Rowan Damming

Personal information
- Nationality: Dutch
- Born: 5 September 2004 (age 22) 's-Hertogenbosch, Netherlands

Sport
- Turned pro: 2019
- Retired: Active
- Racquet used: Dunlop

Men's singles
- Highest ranking: No. 76 (June 2025)
- Current ranking: No. 74 (April 2026)
- Title: 13

= Rowan Damming =

Dutch squash player (born 2004)

Rowan Damming (born 5 September 2004) is a Dutch professional squash player. He reached a career high ranking of 74 in the world during April 2026.

== Biography ==
By July 2023, he had won four professional tournaments.

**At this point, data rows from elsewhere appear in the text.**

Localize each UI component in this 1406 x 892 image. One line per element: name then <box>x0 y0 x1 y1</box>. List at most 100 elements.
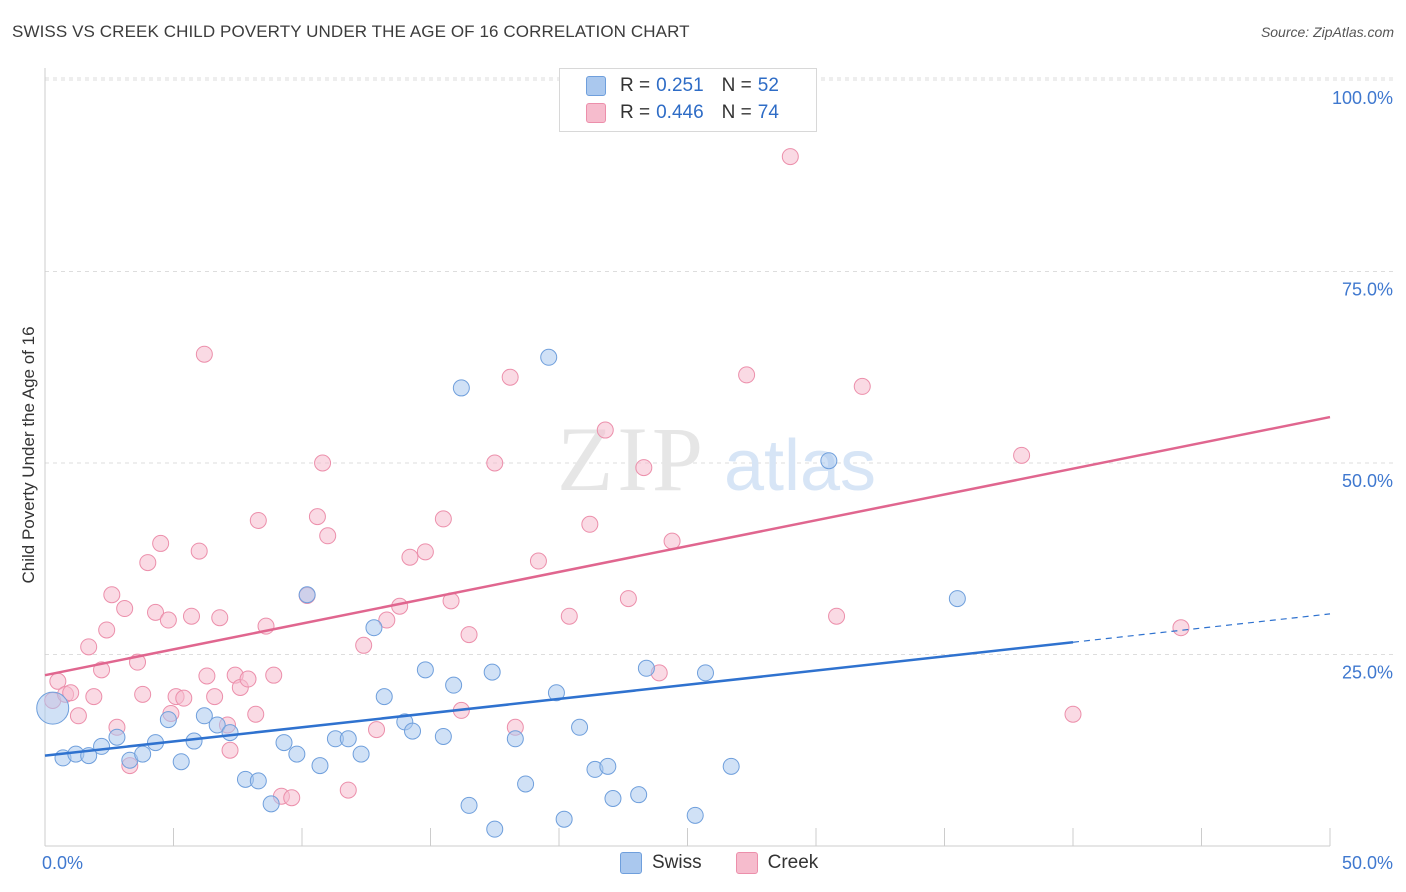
swiss-point <box>159 711 177 729</box>
swiss-point <box>452 379 470 397</box>
creek-point <box>152 534 170 552</box>
data-points <box>36 148 1190 838</box>
creek-point <box>596 421 614 439</box>
creek-point <box>69 707 87 725</box>
swiss-point <box>416 661 434 679</box>
creek-point <box>635 459 653 477</box>
y-tick-label: 100.0% <box>1332 88 1393 108</box>
swiss-point <box>172 753 190 771</box>
swiss-point <box>722 757 740 775</box>
swiss-legend-swatch <box>620 852 642 874</box>
y-axis-label: Child Poverty Under the Age of 16 <box>19 326 38 583</box>
creek-point <box>828 607 846 625</box>
swiss-point <box>108 728 126 746</box>
y-tick-label: 75.0% <box>1342 280 1393 300</box>
creek-point <box>198 667 216 685</box>
swiss-point <box>460 796 478 814</box>
creek-point <box>1013 446 1031 464</box>
swiss-point <box>696 664 714 682</box>
creek-point <box>139 554 157 572</box>
swiss-trendline-extension <box>1072 613 1331 643</box>
x-tick-label: 0.0% <box>42 853 83 873</box>
swiss-point <box>249 772 267 790</box>
creek-point <box>85 688 103 706</box>
creek-n-label: N = <box>721 102 752 123</box>
swiss-point <box>486 820 504 838</box>
creek-point <box>581 515 599 533</box>
creek-point <box>211 609 229 627</box>
creek-swatch <box>586 103 606 123</box>
creek-point <box>195 345 213 363</box>
swiss-point <box>506 730 524 748</box>
creek-point <box>308 508 326 526</box>
swiss-point <box>262 795 280 813</box>
swiss-point <box>483 663 501 681</box>
source-label: Source: ZipAtlas.com <box>1260 24 1394 40</box>
creek-point <box>319 527 337 545</box>
swiss-legend-label: Swiss <box>652 852 702 873</box>
swiss-point <box>221 724 239 742</box>
swiss-point <box>540 348 558 366</box>
creek-point <box>206 688 224 706</box>
creek-point <box>619 590 637 608</box>
creek-point <box>663 532 681 550</box>
creek-trendline <box>44 415 1331 677</box>
creek-point <box>339 781 357 799</box>
creek-point <box>134 685 152 703</box>
swiss-point <box>375 688 393 706</box>
swiss-point <box>298 586 316 604</box>
swiss-point <box>434 727 452 745</box>
creek-point <box>738 366 756 384</box>
swiss-point <box>445 676 463 694</box>
creek-point <box>98 621 116 639</box>
creek-point <box>529 552 547 570</box>
creek-legend-swatch <box>735 852 758 874</box>
creek-point <box>378 611 396 629</box>
swiss-point <box>93 737 111 755</box>
creek-point <box>249 511 267 529</box>
creek-point <box>1064 705 1082 723</box>
creek-r-value: 0.446 <box>656 102 704 123</box>
swiss-n-value: 52 <box>757 75 779 96</box>
bottom-legend-swiss[interactable]: Swiss <box>620 852 702 874</box>
creek-point <box>368 721 386 739</box>
bottom-legend: Swiss Creek <box>620 852 852 874</box>
swiss-point <box>36 691 70 725</box>
legend: R = 0.251 N = 52 R = 0.446 N = 74 <box>559 68 817 132</box>
swiss-point <box>404 722 422 740</box>
creek-point <box>486 454 504 472</box>
y-tick-label: 25.0% <box>1342 663 1393 683</box>
swiss-trendline <box>44 641 1074 757</box>
creek-point <box>283 789 301 807</box>
creek-point <box>401 548 419 566</box>
creek-point <box>190 542 208 560</box>
swiss-point <box>948 590 966 608</box>
swiss-point <box>339 730 357 748</box>
creek-point <box>501 368 519 386</box>
chart-title: SWISS VS CREEK CHILD POVERTY UNDER THE A… <box>12 22 690 41</box>
creek-point <box>1172 619 1190 637</box>
creek-point <box>247 705 265 723</box>
creek-point <box>147 603 165 621</box>
legend-row-swiss: R = 0.251 N = 52 <box>586 73 779 99</box>
swiss-point <box>134 745 152 763</box>
swiss-point <box>195 707 213 725</box>
creek-point <box>221 741 239 759</box>
swiss-point <box>311 757 329 775</box>
swiss-point <box>275 734 293 752</box>
creek-point <box>416 543 434 561</box>
swiss-swatch <box>586 76 606 96</box>
swiss-point <box>571 718 589 736</box>
axes <box>44 68 1331 847</box>
bottom-legend-creek[interactable]: Creek <box>735 852 818 874</box>
swiss-point <box>365 619 383 637</box>
tick-labels: 25.0% 50.0% 75.0% 100.0% 0.0% 50.0% <box>42 88 1393 873</box>
creek-point <box>175 689 193 707</box>
creek-r-label: R = <box>620 102 651 123</box>
creek-point <box>355 636 373 654</box>
creek-point <box>560 607 578 625</box>
y-tick-label: 50.0% <box>1342 471 1393 491</box>
x-tick-label: 50.0% <box>1342 853 1393 873</box>
swiss-point <box>604 790 622 808</box>
legend-row-creek: R = 0.446 N = 74 <box>586 100 779 126</box>
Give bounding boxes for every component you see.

In June 2025, he won his 6th and 7th PSA titles in quick succession in New Zealand, after securing victory in the South Island Open and Midlands PSA during the 2024–25 PSA Squash Tour. An eighth title followed in October 2025, after securing victory in the Swiss Open during the 2025–26 PSA Squash Tour.

In November 2025 Damming received a 16-week suspension and was fined £1,000 by the Professional Squash Association for breaches of the PSA Code of Conduct during his quarter-final match at the Japan Open relating to "Visible Obscenity; Abuse of Racket, Equipment or Court; Leaving Court; Audible Obscenity; Unsportsmanlike Conduct; Verbal Abuse; and Aggravated Behaviour". Half of the suspension and fine were suspended, to be reapplied upon any reoffence over the next 52 weeks.

Damming won five PSA titles during the 2025–26 PSA Squash Tour. They were the Swiss Open, Amsterdam Challenger, Poznań Open, Filip Krüeger Open and Rotterdam Open, which propelled him to his best ever world ranking of 74 in April 2026.